Nach Recherchen des ZDF-Magazins Frontal 21 sieht es so aus, als würden bestehende Standorte, an denen nach wie vor Atomwaffen in Deutschland stationiert sind, nicht geschlossen. Vielmehr sollen wohl im Rheinland-Pfälzischen Büchel alte nukleare Waffen durch moderne, lenkbare Atombomben ersetzt werden. Ist das nicht eine Form von nuklearer Aufrüstung?
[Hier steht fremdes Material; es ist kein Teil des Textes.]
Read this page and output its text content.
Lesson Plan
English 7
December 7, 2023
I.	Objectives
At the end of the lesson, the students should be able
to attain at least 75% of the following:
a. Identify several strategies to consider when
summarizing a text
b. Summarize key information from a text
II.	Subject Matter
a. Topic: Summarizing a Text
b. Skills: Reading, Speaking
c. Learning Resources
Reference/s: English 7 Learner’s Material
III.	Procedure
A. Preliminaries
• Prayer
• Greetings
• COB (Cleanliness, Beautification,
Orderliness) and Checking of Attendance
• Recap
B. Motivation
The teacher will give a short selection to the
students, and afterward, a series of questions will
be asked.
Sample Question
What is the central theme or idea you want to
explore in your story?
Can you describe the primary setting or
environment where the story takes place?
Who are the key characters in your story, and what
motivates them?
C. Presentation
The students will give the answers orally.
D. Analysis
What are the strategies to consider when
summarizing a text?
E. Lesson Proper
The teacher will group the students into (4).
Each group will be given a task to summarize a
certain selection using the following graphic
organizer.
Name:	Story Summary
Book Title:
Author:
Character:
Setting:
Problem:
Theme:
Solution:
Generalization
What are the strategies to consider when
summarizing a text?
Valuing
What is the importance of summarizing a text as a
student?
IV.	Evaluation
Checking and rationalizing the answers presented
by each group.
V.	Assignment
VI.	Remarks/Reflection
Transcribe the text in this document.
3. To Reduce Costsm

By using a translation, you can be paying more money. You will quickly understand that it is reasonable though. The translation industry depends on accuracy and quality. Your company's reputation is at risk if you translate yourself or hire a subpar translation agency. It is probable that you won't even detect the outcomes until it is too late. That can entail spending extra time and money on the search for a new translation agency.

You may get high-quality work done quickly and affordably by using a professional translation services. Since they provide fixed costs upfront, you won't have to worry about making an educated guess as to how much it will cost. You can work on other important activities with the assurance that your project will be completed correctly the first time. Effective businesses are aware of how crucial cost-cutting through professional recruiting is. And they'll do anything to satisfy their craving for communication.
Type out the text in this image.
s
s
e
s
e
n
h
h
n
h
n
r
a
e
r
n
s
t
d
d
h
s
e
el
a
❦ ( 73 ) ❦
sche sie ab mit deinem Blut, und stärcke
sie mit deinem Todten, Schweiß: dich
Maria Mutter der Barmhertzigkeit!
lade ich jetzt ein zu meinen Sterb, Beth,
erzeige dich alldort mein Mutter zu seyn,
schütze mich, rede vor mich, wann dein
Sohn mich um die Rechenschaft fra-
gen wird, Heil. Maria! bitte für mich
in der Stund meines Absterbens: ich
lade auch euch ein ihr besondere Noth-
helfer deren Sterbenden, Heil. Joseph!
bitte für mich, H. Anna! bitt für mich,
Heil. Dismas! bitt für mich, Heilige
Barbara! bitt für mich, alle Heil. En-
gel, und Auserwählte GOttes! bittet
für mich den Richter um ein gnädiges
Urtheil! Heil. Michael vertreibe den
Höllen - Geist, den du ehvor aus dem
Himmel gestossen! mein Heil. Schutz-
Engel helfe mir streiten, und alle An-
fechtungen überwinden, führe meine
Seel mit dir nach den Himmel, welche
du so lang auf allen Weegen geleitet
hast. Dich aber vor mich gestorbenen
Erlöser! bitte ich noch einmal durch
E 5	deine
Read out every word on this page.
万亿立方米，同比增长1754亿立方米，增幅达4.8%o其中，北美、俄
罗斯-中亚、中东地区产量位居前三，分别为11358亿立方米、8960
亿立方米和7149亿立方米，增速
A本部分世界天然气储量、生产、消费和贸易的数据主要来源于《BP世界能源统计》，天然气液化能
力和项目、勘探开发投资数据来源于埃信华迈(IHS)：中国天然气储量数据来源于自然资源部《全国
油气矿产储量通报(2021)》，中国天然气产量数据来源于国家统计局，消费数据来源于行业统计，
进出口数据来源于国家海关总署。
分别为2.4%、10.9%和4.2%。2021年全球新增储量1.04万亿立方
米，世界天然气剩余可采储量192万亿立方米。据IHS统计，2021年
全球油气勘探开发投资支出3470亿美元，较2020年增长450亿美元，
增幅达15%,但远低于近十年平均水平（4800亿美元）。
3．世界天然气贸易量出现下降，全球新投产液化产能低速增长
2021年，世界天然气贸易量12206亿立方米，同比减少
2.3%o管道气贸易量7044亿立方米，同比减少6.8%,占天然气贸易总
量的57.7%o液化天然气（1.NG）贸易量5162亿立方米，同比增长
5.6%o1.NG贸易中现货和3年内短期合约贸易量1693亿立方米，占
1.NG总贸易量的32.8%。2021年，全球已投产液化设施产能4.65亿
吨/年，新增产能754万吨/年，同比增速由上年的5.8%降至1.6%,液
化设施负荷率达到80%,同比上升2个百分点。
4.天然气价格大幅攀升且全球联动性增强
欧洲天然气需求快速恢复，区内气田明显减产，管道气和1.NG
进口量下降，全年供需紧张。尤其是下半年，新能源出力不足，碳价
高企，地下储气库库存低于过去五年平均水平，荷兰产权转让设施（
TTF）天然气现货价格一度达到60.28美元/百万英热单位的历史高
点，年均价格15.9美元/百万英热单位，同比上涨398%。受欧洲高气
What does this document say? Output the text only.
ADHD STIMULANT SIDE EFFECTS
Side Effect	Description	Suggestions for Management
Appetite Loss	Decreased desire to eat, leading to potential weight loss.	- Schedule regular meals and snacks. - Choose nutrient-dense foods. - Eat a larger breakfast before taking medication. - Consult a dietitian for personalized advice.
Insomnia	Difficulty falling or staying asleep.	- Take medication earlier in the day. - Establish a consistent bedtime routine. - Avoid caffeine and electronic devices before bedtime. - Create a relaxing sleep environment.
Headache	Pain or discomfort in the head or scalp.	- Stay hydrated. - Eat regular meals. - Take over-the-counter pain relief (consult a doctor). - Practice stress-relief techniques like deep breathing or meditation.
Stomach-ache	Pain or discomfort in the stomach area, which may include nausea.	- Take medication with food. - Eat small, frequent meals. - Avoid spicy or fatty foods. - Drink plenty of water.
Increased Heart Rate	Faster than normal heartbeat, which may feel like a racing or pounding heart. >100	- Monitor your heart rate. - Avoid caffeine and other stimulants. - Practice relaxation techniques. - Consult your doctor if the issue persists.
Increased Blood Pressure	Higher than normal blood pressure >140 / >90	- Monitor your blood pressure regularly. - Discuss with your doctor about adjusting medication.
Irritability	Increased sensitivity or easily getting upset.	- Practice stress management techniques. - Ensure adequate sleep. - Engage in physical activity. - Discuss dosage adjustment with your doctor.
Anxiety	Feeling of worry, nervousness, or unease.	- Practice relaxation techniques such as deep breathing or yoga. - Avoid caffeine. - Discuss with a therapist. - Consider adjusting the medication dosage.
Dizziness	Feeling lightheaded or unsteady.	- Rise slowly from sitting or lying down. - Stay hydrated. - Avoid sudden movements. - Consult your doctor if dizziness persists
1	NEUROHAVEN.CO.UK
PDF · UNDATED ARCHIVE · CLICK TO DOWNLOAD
Renke Brahms: Es ist eine Tatsache, dass es diese Standorte gibt und dass diese Standorte auch nochmals ausgebaut werden. Und wenn das tatsächlich dazu dient, dass dort auch entsprechende Kapazitäten von Flugzeugen sind, die dann diese Bomben tragen können, dann ist das natürlich eine Form von Aufrüstung. Entscheidend ist aber tatsächlich die Qualität dieser Atombomben, weil diese gezielte Steuerung einen qualitativen Sprung bedeutet. Und das entspricht nicht mehr dem Nicht-Verbreitungsvertrag, sondern das ist eine deutliche Aufrüstung und keine Begrenzung.
Welche Gefahren sehen Sie dabei?
Brahms: Ich befürchte, dass das die Illusion stärkt, man könne einen begrenzten oder begrenzbaren Atomwaffeneinsatz tatsächlich durchführen. Und das macht natürlich einen Krieg mit diesen Mitteln wieder führbar. Das ist meines Erachtens dann auch eine Abkehr von dem alten Gedanken der Abschreckung durch Atomwaffen.
Es ist vorgesehen, dass im Ernstfall Piloten der Bundeswehr mittels des NATO-Prinzips der "nuklearen Teilhabe" diese Atombomben sogar in ihren Tornado-Kampfjets transportieren. Damit wäre Deutschland doch aktiv an atomaren Kampfhandlungen beteiligt. Wie bewerten Sie das?
Brahms: Ich glaube nicht, dass das mit der Grundhaltung der Bundessrepublik Deutschland in den letzten Jahren vereinbar ist. Eigentlich ging die Bewegung ja eher dahin, die Atomwaffen aus Deutschland abzuziehen. So stand es auch im Koalitionsvertrag der schwarz-gelben Regierung, in verschiedenen Bundestagsbeschlüssen, in Initiativen der Grünen und anderen. Ich halte es für höchst problematisch, wenn dann deutsche Soldaten und deutsche Flugzeuge solche Waffen transportieren.
"Atomwaffen sind heute kein Mittel der Abschreckung mehr"
Vor Ort in Büchel hält der evangelische Pfarrer Mahnwachen gegen die stationierten Atomwaffen. Wie stehen Sie dazu – und wie sieht der Standpunkt der evangelischen Kirche aus?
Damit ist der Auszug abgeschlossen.